Secretary: “Sir, haven’t we forgotten Kakabeka Falls?”
Boss: “By Jove, old girl, you have forgotten this town! Well, it’s too late to start the list over now. Just add it to the bottom.”
Secretary: “And Ingersoll, Sir? They've not yet been allotted, either.”
Boss: “Ingersoll, eh? Hmm… How close is that to Kookaburra Falls?”
Secretary: “Er… Sir, they are separated by a rather vast distance, indeed.”
Boss: “How vast? They’re in the same county, I should hope.”
Secretary: “They’re over 900 miles apart, sir.”
Boss: “BLAST! Who settles so far from civilized man? Well, add it to the end of the list. And, that will be all for today, I’m sure. I should quite like to go home now.”
Secretary: “Sir, I hesitate to mention it, but we've not quite finished yet.”
Boss: “Another miniscule little crossroad, is it? Well, I’m sure the fine motorist gentlemen of this great province needn't know about yet another filthy, pitiful whistle stop, with its wagon-pulling tobacco-pickers! I should think my list is adequately completed, thank you.”
Secretary: “Perhaps, sir, in the greater interest of completion…”
Boss: “Bah! No one will miss it, I say! Surely, it's of no consequence. What settlement is it, in any event?”
The nation’s capital received an unusually late allotment of plate numbers in 1937, taking most of the plates in the W series. That was the end of the planned distribution, aside from a handful being sent to Toronto——a recurring theme——and a large batch to be held in reserve, presumably for overflow issuance on an as-needed basis. 1938 follows a similar pattern. As for 1939 and onward… I’ll find out when I enter the data.
According to the 1937 OML data, the highest-numbered Ontario licence plate produced should be 80X60. However, I have two higher numbers in my collection. First is number 506X4, which is fairly late in the X series. I also own number 546Y3, which is a member of the not-even-mentioned Y series. This off-scale high number came from an Ottawa collection that originally belonged to an Ottawa resident who kept his plates each year.
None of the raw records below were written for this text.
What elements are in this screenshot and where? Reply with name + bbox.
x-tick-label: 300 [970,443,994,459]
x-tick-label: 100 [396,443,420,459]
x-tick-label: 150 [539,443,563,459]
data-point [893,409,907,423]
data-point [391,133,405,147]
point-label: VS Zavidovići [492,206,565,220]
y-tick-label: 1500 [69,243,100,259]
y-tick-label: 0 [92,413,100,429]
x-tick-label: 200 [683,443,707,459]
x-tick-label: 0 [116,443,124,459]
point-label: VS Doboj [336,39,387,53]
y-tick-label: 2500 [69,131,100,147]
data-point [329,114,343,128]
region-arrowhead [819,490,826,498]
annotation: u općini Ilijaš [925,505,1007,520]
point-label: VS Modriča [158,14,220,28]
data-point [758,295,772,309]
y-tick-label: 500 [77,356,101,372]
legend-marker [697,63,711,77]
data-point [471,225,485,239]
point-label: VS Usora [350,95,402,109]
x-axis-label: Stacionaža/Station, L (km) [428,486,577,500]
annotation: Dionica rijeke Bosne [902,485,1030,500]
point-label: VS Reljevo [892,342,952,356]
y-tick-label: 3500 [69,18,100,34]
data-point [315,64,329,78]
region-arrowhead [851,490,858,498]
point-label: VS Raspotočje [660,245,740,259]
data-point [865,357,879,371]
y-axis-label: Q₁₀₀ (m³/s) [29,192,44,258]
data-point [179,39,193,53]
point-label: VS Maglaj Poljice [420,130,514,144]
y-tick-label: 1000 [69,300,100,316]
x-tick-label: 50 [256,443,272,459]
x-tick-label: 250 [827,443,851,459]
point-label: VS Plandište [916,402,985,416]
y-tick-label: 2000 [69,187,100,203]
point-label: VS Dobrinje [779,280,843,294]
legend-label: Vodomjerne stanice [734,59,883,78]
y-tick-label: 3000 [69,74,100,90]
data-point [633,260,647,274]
My best guess is that more 1937 plates were made and allotted after the OML’s press deadline. I don’t know whether Ottawa received another larger batch of plates, or whether these were reserve plates that were issued in small numbers to multiple cities as a way to remedy local shortages. It will be interesting to see what other off-scale high numbers exist for other years. Indeed, the late-issue 1938 plates starting with A and B, using 1939 dies, are not mentioned in the 1938 OML manual. And for 1930, the highest allotted plate number is PP-200 in Tillsonburg; yet, I have plate number PU-250, which is presumably another late issue made after the press deadline.
As I transcribe additional years of OML allotment data, I’ll publish them in the “Resources” section of The Back Bumper. Enjoy!